Au cours du dernier synode, j'ai interrogé plusieurs pères synodaux au sujet du cardinal Danneels, et sur la raison pour laquelle il avait été choisi comme invité spécial du pape. Tous ont exprimé leur ignorance, disant qu’ils n’avaient rien à dire ou qu'ils ne savaient rien.

Oui, j'ai interrogé également beaucoup d'évêques. Eux n'ont plus n'avaient pas d'opinion à ce sujet.

Est-ce une conspiration du silence ?

Non, ils ne savent pas comment réagir. Ils ont peur, c'est un fait ; ainsi aucun n'ose critiquer le pape pour cette décision. C'est sûr. Ils pourraient faire un commentaire, mais ils jouent les naïfs ou les innocents.

Quelle est l'importance de bien comprendre l'agenda réformateur du groupe de Saint-Gall qui se rencontrait à la Villa Nazareth ? Dans quelle mesure cela nous donne-t-il une clé pour comprendre l'orientation de ce pontificat ?

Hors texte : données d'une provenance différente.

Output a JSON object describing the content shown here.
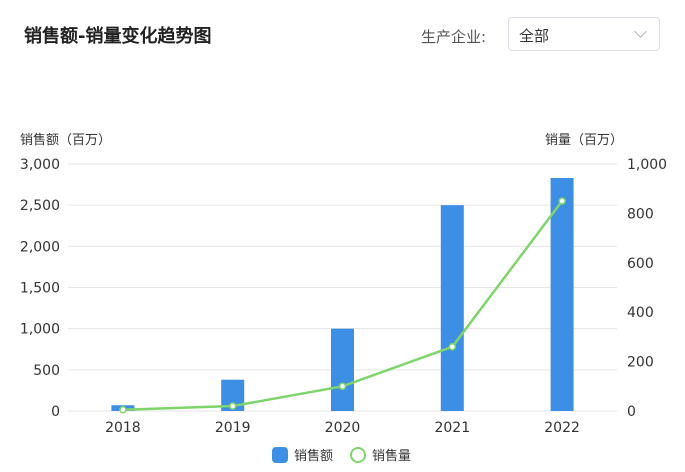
{
  "header": {
    "title": "销售额-销量变化趋势图",
    "filter_label": "生产企业:",
    "filter_value": "全部"
  },
  "chart_data": {
    "type": "bar",
    "title": "销售额-销量变化趋势图",
    "categories": [
      "2018",
      "2019",
      "2020",
      "2021",
      "2022"
    ],
    "series": [
      {
        "name": "销售额",
        "type": "bar",
        "axis": "left",
        "color": "#3d8fe6",
        "values": [
          70,
          380,
          1000,
          2500,
          2830
        ]
      },
      {
        "name": "销售量",
        "type": "line",
        "axis": "right",
        "color": "#7fd46b",
        "values": [
          5,
          20,
          100,
          260,
          850
        ]
      }
    ],
    "y_left": {
      "label": "销售额（百万）",
      "ylim": [
        0,
        3000
      ],
      "ticks": [
        "0",
        "500",
        "1,000",
        "1,500",
        "2,000",
        "2,500",
        "3,000"
      ],
      "tick_values": [
        0,
        500,
        1000,
        1500,
        2000,
        2500,
        3000
      ]
    },
    "y_right": {
      "label": "销量（百万）",
      "ylim": [
        0,
        1000
      ],
      "ticks": [
        "0",
        "200",
        "400",
        "600",
        "800",
        "1,000"
      ],
      "tick_values": [
        0,
        200,
        400,
        600,
        800,
        1000
      ]
    },
    "grid": true,
    "legend_position": "bottom"
  }
}
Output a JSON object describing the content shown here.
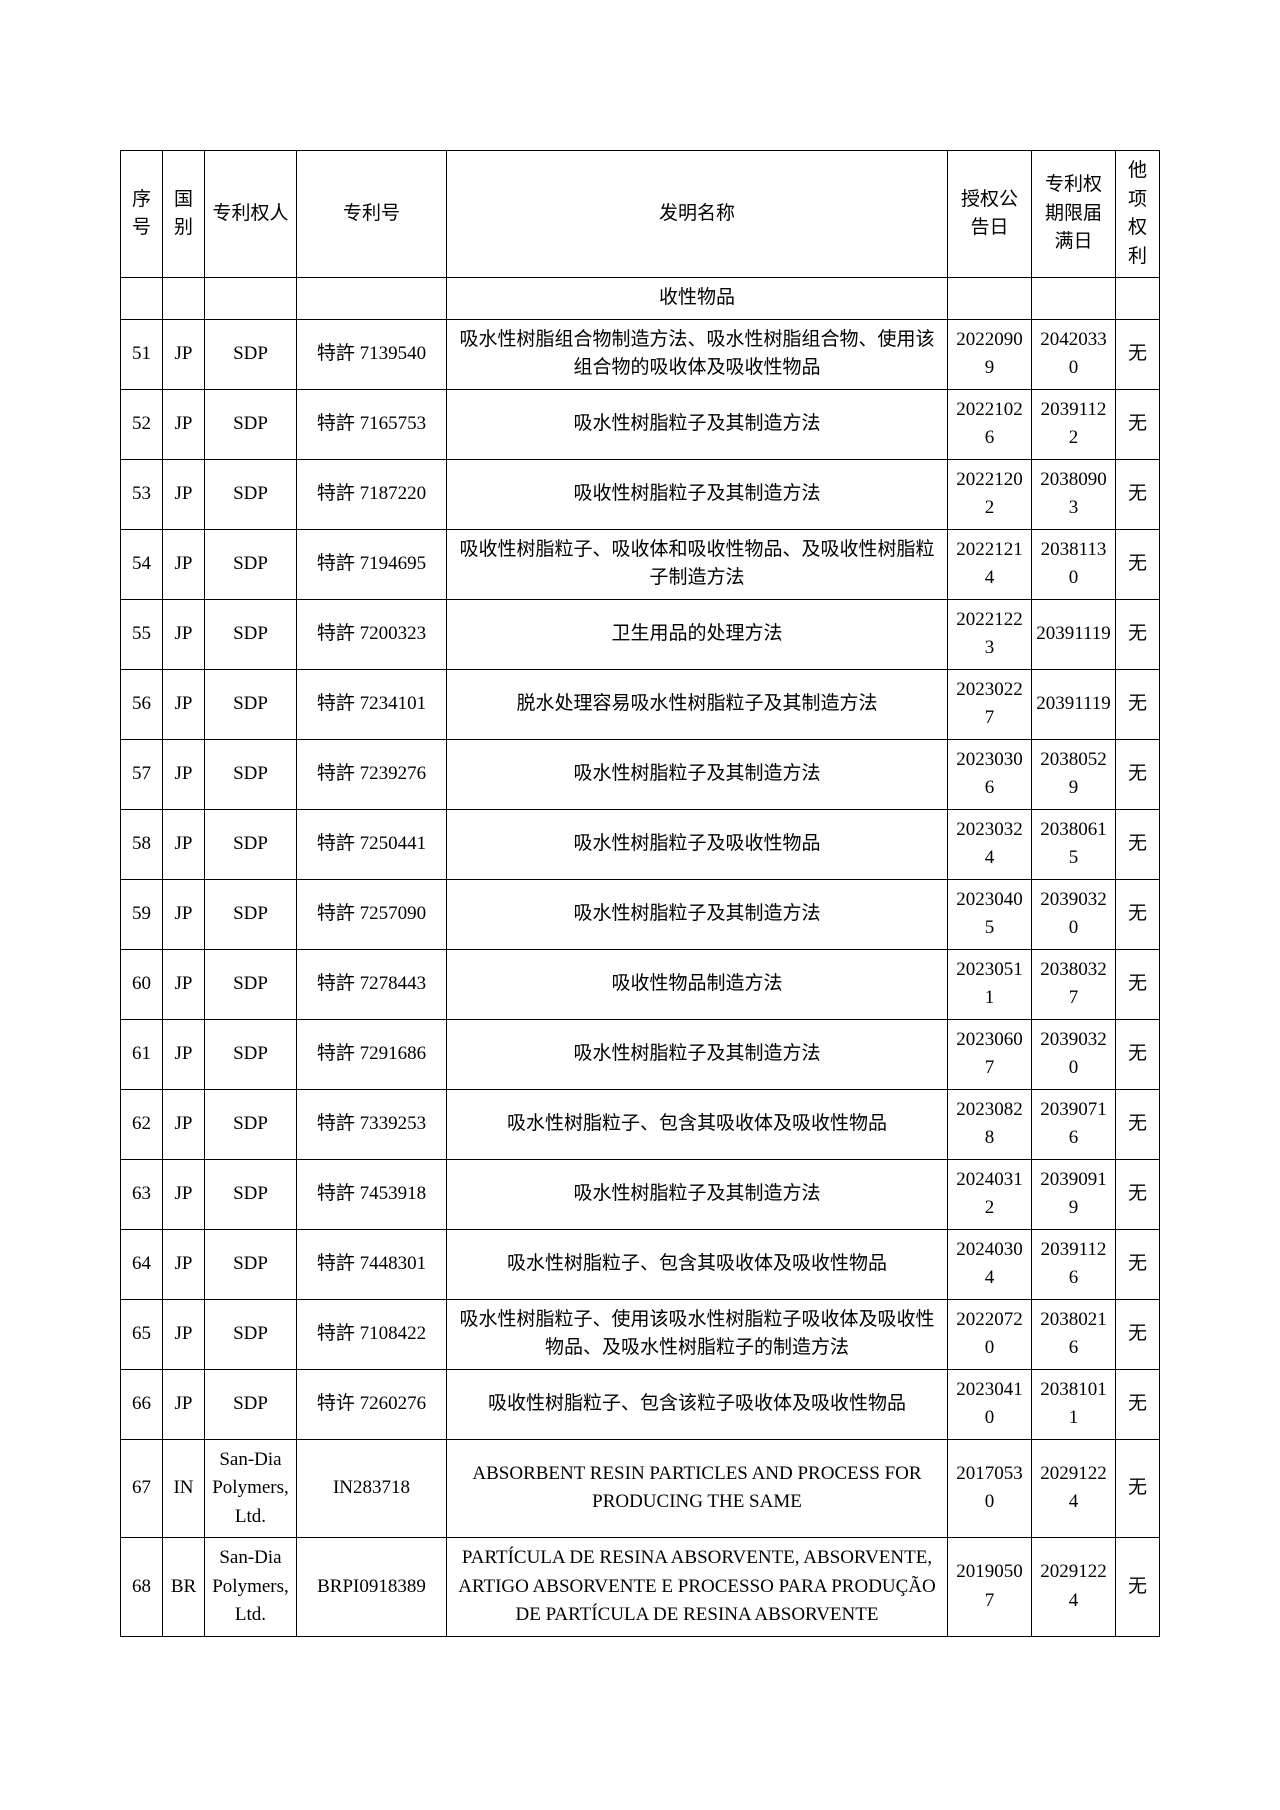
{
  "columns": [
    {
      "key": "seq",
      "label": "序号"
    },
    {
      "key": "country",
      "label": "国别"
    },
    {
      "key": "owner",
      "label": "专利权人"
    },
    {
      "key": "patentno",
      "label": "专利号"
    },
    {
      "key": "title",
      "label": "发明名称"
    },
    {
      "key": "grant",
      "label": "授权公告日"
    },
    {
      "key": "expiry",
      "label": "专利权期限届满日"
    },
    {
      "key": "other",
      "label": "他项权利"
    }
  ],
  "firstRowTitle": "收性物品",
  "rows": [
    {
      "seq": "51",
      "country": "JP",
      "owner": "SDP",
      "patentno": "特許 7139540",
      "title": "吸水性树脂组合物制造方法、吸水性树脂组合物、使用该组合物的吸收体及吸收性物品",
      "grant": "20220909",
      "expiry": "20420330",
      "other": "无"
    },
    {
      "seq": "52",
      "country": "JP",
      "owner": "SDP",
      "patentno": "特許 7165753",
      "title": "吸水性树脂粒子及其制造方法",
      "grant": "20221026",
      "expiry": "20391122",
      "other": "无"
    },
    {
      "seq": "53",
      "country": "JP",
      "owner": "SDP",
      "patentno": "特許 7187220",
      "title": "吸收性树脂粒子及其制造方法",
      "grant": "20221202",
      "expiry": "20380903",
      "other": "无"
    },
    {
      "seq": "54",
      "country": "JP",
      "owner": "SDP",
      "patentno": "特許 7194695",
      "title": "吸收性树脂粒子、吸收体和吸收性物品、及吸收性树脂粒子制造方法",
      "grant": "20221214",
      "expiry": "20381130",
      "other": "无"
    },
    {
      "seq": "55",
      "country": "JP",
      "owner": "SDP",
      "patentno": "特許 7200323",
      "title": "卫生用品的处理方法",
      "grant": "20221223",
      "expiry": "20391119",
      "other": "无"
    },
    {
      "seq": "56",
      "country": "JP",
      "owner": "SDP",
      "patentno": "特許 7234101",
      "title": "脱水处理容易吸水性树脂粒子及其制造方法",
      "grant": "20230227",
      "expiry": "20391119",
      "other": "无"
    },
    {
      "seq": "57",
      "country": "JP",
      "owner": "SDP",
      "patentno": "特許 7239276",
      "title": "吸水性树脂粒子及其制造方法",
      "grant": "20230306",
      "expiry": "20380529",
      "other": "无"
    },
    {
      "seq": "58",
      "country": "JP",
      "owner": "SDP",
      "patentno": "特許 7250441",
      "title": "吸水性树脂粒子及吸收性物品",
      "grant": "20230324",
      "expiry": "20380615",
      "other": "无"
    },
    {
      "seq": "59",
      "country": "JP",
      "owner": "SDP",
      "patentno": "特許 7257090",
      "title": "吸水性树脂粒子及其制造方法",
      "grant": "20230405",
      "expiry": "20390320",
      "other": "无"
    },
    {
      "seq": "60",
      "country": "JP",
      "owner": "SDP",
      "patentno": "特許 7278443",
      "title": "吸收性物品制造方法",
      "grant": "20230511",
      "expiry": "20380327",
      "other": "无"
    },
    {
      "seq": "61",
      "country": "JP",
      "owner": "SDP",
      "patentno": "特許 7291686",
      "title": "吸水性树脂粒子及其制造方法",
      "grant": "20230607",
      "expiry": "20390320",
      "other": "无"
    },
    {
      "seq": "62",
      "country": "JP",
      "owner": "SDP",
      "patentno": "特許 7339253",
      "title": "吸水性树脂粒子、包含其吸收体及吸收性物品",
      "grant": "20230828",
      "expiry": "20390716",
      "other": "无"
    },
    {
      "seq": "63",
      "country": "JP",
      "owner": "SDP",
      "patentno": "特許 7453918",
      "title": "吸水性树脂粒子及其制造方法",
      "grant": "20240312",
      "expiry": "20390919",
      "other": "无"
    },
    {
      "seq": "64",
      "country": "JP",
      "owner": "SDP",
      "patentno": "特許 7448301",
      "title": "吸水性树脂粒子、包含其吸收体及吸收性物品",
      "grant": "20240304",
      "expiry": "20391126",
      "other": "无"
    },
    {
      "seq": "65",
      "country": "JP",
      "owner": "SDP",
      "patentno": "特許 7108422",
      "title": "吸水性树脂粒子、使用该吸水性树脂粒子吸收体及吸收性物品、及吸水性树脂粒子的制造方法",
      "grant": "20220720",
      "expiry": "20380216",
      "other": "无"
    },
    {
      "seq": "66",
      "country": "JP",
      "owner": "SDP",
      "patentno": "特许 7260276",
      "title": "吸收性树脂粒子、包含该粒子吸收体及吸收性物品",
      "grant": "20230410",
      "expiry": "20381011",
      "other": "无"
    },
    {
      "seq": "67",
      "country": "IN",
      "owner": "San-Dia Polymers, Ltd.",
      "patentno": "IN283718",
      "title": "ABSORBENT RESIN PARTICLES AND PROCESS FOR PRODUCING THE SAME",
      "grant": "20170530",
      "expiry": "20291224",
      "other": "无"
    },
    {
      "seq": "68",
      "country": "BR",
      "owner": "San-Dia Polymers, Ltd.",
      "patentno": "BRPI0918389",
      "title": "PARTÍCULA DE RESINA ABSORVENTE, ABSORVENTE, ARTIGO ABSORVENTE E PROCESSO PARA PRODUÇÃO DE PARTÍCULA DE RESINA ABSORVENTE",
      "grant": "20190507",
      "expiry": "20291224",
      "other": "无"
    }
  ]
}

Ils ont un agenda et ils l'ont dès les débuts de l'époque postconciliaire, après Humanae Vitae. Ensuite, nous avons eu un synode à Würzburg. Ils ont dit : c'est le prêtre de la paroisse qui doit se charger de l'enseignement sur la contraception. Donc, ils avaient un agenda dès cette époque. Ensuite, il est important de remarquer que rien n'est nouveau dans les déclarations de Kasper. Il en parlait déjà au début des années 1990; mais à ce moment, c’était un sujet de débat entre lui et le cardinal Ratzinger. Il était fâché contre Ratzinger, qui l'avait emporté. Maintenant, Ratzinger ne peut plus rien dire et, dès lors, le temps de Kasper est venu.

Les fidèles devraient-ils exercer une pression ?

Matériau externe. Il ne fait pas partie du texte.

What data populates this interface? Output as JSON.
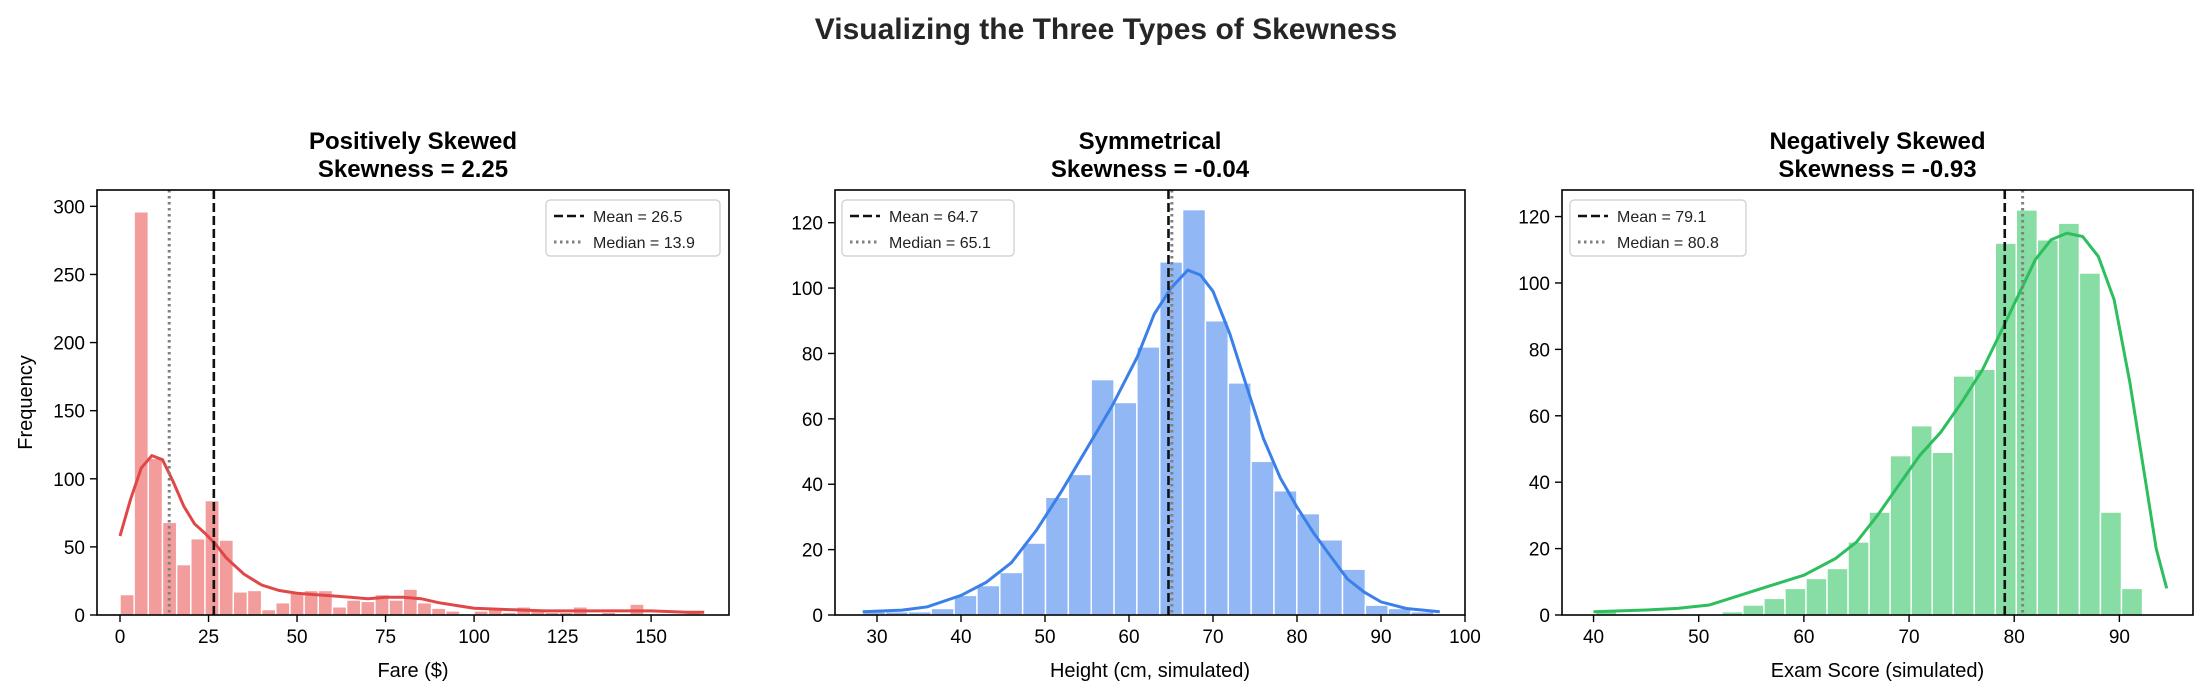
{
  "figure": {
    "title": "Visualizing the Three Types of Skewness"
  },
  "chart_data": [
    {
      "type": "bar",
      "kind": "histogram",
      "title": "Positively Skewed",
      "subtitle": "Skewness = 2.25",
      "xlabel": "Fare ($)",
      "ylabel": "Frequency",
      "xlim": [
        -6.5,
        172
      ],
      "ylim": [
        0,
        312
      ],
      "xticks": [
        0,
        25,
        50,
        75,
        100,
        125,
        150
      ],
      "yticks": [
        0,
        50,
        100,
        150,
        200,
        250,
        300
      ],
      "bin_start": 0,
      "bin_width": 4.0,
      "counts": [
        15,
        296,
        115,
        68,
        37,
        56,
        84,
        55,
        17,
        18,
        4,
        9,
        16,
        18,
        18,
        6,
        11,
        10,
        15,
        11,
        19,
        9,
        5,
        3,
        1,
        3,
        4,
        2,
        6,
        4,
        2,
        2,
        6,
        0,
        2,
        1,
        8,
        1,
        1,
        1,
        2
      ],
      "kde": [
        [
          0,
          58
        ],
        [
          3,
          85
        ],
        [
          6,
          108
        ],
        [
          9,
          117
        ],
        [
          12,
          114
        ],
        [
          15,
          98
        ],
        [
          18,
          80
        ],
        [
          21,
          67
        ],
        [
          24,
          60
        ],
        [
          27,
          52
        ],
        [
          30,
          42
        ],
        [
          35,
          30
        ],
        [
          40,
          22
        ],
        [
          45,
          18
        ],
        [
          50,
          16
        ],
        [
          55,
          15
        ],
        [
          60,
          14
        ],
        [
          65,
          13
        ],
        [
          70,
          12
        ],
        [
          75,
          13
        ],
        [
          80,
          13
        ],
        [
          85,
          12
        ],
        [
          90,
          9
        ],
        [
          95,
          7
        ],
        [
          100,
          5
        ],
        [
          110,
          4
        ],
        [
          120,
          3
        ],
        [
          130,
          3
        ],
        [
          140,
          3
        ],
        [
          150,
          3
        ],
        [
          160,
          2
        ],
        [
          165,
          2
        ]
      ],
      "mean": 26.5,
      "median": 13.9,
      "legend": {
        "mean": "Mean = 26.5",
        "median": "Median = 13.9",
        "position": "upper right"
      },
      "color": "#e04848",
      "bar_color": "#f39c9c"
    },
    {
      "type": "bar",
      "kind": "histogram",
      "title": "Symmetrical",
      "subtitle": "Skewness = -0.04",
      "xlabel": "Height (cm, simulated)",
      "ylabel": "",
      "xlim": [
        25,
        100
      ],
      "ylim": [
        0,
        130
      ],
      "xticks": [
        30,
        40,
        50,
        60,
        70,
        80,
        90,
        100
      ],
      "yticks": [
        0,
        20,
        40,
        60,
        80,
        100,
        120
      ],
      "bin_start": 28.3,
      "bin_width": 2.72,
      "counts": [
        1,
        1,
        1,
        2,
        6,
        9,
        13,
        22,
        36,
        43,
        72,
        65,
        82,
        108,
        124,
        90,
        71,
        47,
        38,
        31,
        23,
        14,
        3,
        2,
        1
      ],
      "kde": [
        [
          28.3,
          1
        ],
        [
          33,
          1.5
        ],
        [
          36,
          2.5
        ],
        [
          40,
          6
        ],
        [
          43,
          10
        ],
        [
          46,
          16
        ],
        [
          49,
          26
        ],
        [
          52,
          38
        ],
        [
          55,
          51
        ],
        [
          58,
          64
        ],
        [
          61,
          79
        ],
        [
          63,
          92
        ],
        [
          65,
          100
        ],
        [
          67,
          105.5
        ],
        [
          68.5,
          104
        ],
        [
          70,
          99
        ],
        [
          72,
          86
        ],
        [
          74,
          70
        ],
        [
          76,
          54
        ],
        [
          78,
          42
        ],
        [
          80,
          33
        ],
        [
          82,
          25
        ],
        [
          84,
          18
        ],
        [
          86,
          11
        ],
        [
          88,
          7
        ],
        [
          90,
          4
        ],
        [
          93,
          2
        ],
        [
          97,
          1
        ]
      ],
      "mean": 64.7,
      "median": 65.1,
      "legend": {
        "mean": "Mean = 64.7",
        "median": "Median = 65.1",
        "position": "upper left"
      },
      "color": "#3b80e8",
      "bar_color": "#91b8f5"
    },
    {
      "type": "bar",
      "kind": "histogram",
      "title": "Negatively Skewed",
      "subtitle": "Skewness = -0.93",
      "xlabel": "Exam Score (simulated)",
      "ylabel": "",
      "xlim": [
        37,
        97
      ],
      "ylim": [
        0,
        128
      ],
      "xticks": [
        40,
        50,
        60,
        70,
        80,
        90
      ],
      "yticks": [
        0,
        20,
        40,
        60,
        80,
        100,
        120
      ],
      "bin_start": 40.2,
      "bin_width": 2.0,
      "counts": [
        1,
        0,
        0,
        0,
        0,
        0,
        1,
        3,
        5,
        8,
        11,
        14,
        22,
        31,
        48,
        57,
        49,
        72,
        74,
        112,
        122,
        113,
        118,
        103,
        31,
        8
      ],
      "kde": [
        [
          40,
          1
        ],
        [
          45,
          1.5
        ],
        [
          48,
          2
        ],
        [
          51,
          3
        ],
        [
          54,
          6
        ],
        [
          57,
          9
        ],
        [
          60,
          12
        ],
        [
          63,
          17
        ],
        [
          65,
          22
        ],
        [
          67,
          30
        ],
        [
          69,
          39
        ],
        [
          71,
          48
        ],
        [
          73,
          55
        ],
        [
          75,
          64
        ],
        [
          77,
          74
        ],
        [
          79,
          87
        ],
        [
          80.5,
          97
        ],
        [
          82,
          107
        ],
        [
          83.5,
          113
        ],
        [
          85,
          115
        ],
        [
          86.5,
          114
        ],
        [
          88,
          108
        ],
        [
          89.5,
          95
        ],
        [
          91,
          70
        ],
        [
          92.5,
          40
        ],
        [
          93.5,
          20
        ],
        [
          94.5,
          8
        ]
      ],
      "mean": 79.1,
      "median": 80.8,
      "legend": {
        "mean": "Mean = 79.1",
        "median": "Median = 80.8",
        "position": "upper left"
      },
      "color": "#2dbe5e",
      "bar_color": "#87ddA3"
    }
  ]
}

Il y en a eu, et même une pétition; mais je ne pense pas que cela serve à quelque chose. A l'évidence, que le pape François ait invité le cardinal Danneels au synode était un signal. Et n'oubliez pas, de ce même groupe qui mit tout en œuvre, légalement ou illégalement, pour empêcher l'élection du cardinal Ratzinger en 2005, proviennent aussi le cardinal Bačkis de Lithuanie et le cardinal Kasper, acteurs-clés du dernier synode.

Le cardinal Wilfrid Napier et d'autres ont dit qu'on avait, lors de la session extraordinaire de l'an dernier, poussé un agenda et une idéologie. Cela a conduit à parler de «synode truqué». Voyez-vous le dernier synode de cette manière ?

Non, mais j'espère qu'on ne se souviendra pas un jour de ce synode comme du «synode de la mafia», pour user des propres termes du cardinal Danneels. Mais le synode ne devrait pas être surestimé de toute façon, puisque ce sera le pape François seul qui décidera de la direction que prendra l'Eglise – peu importe ce que le synode aura déclaré. C'est sa décision à lui que l'on se rappellera.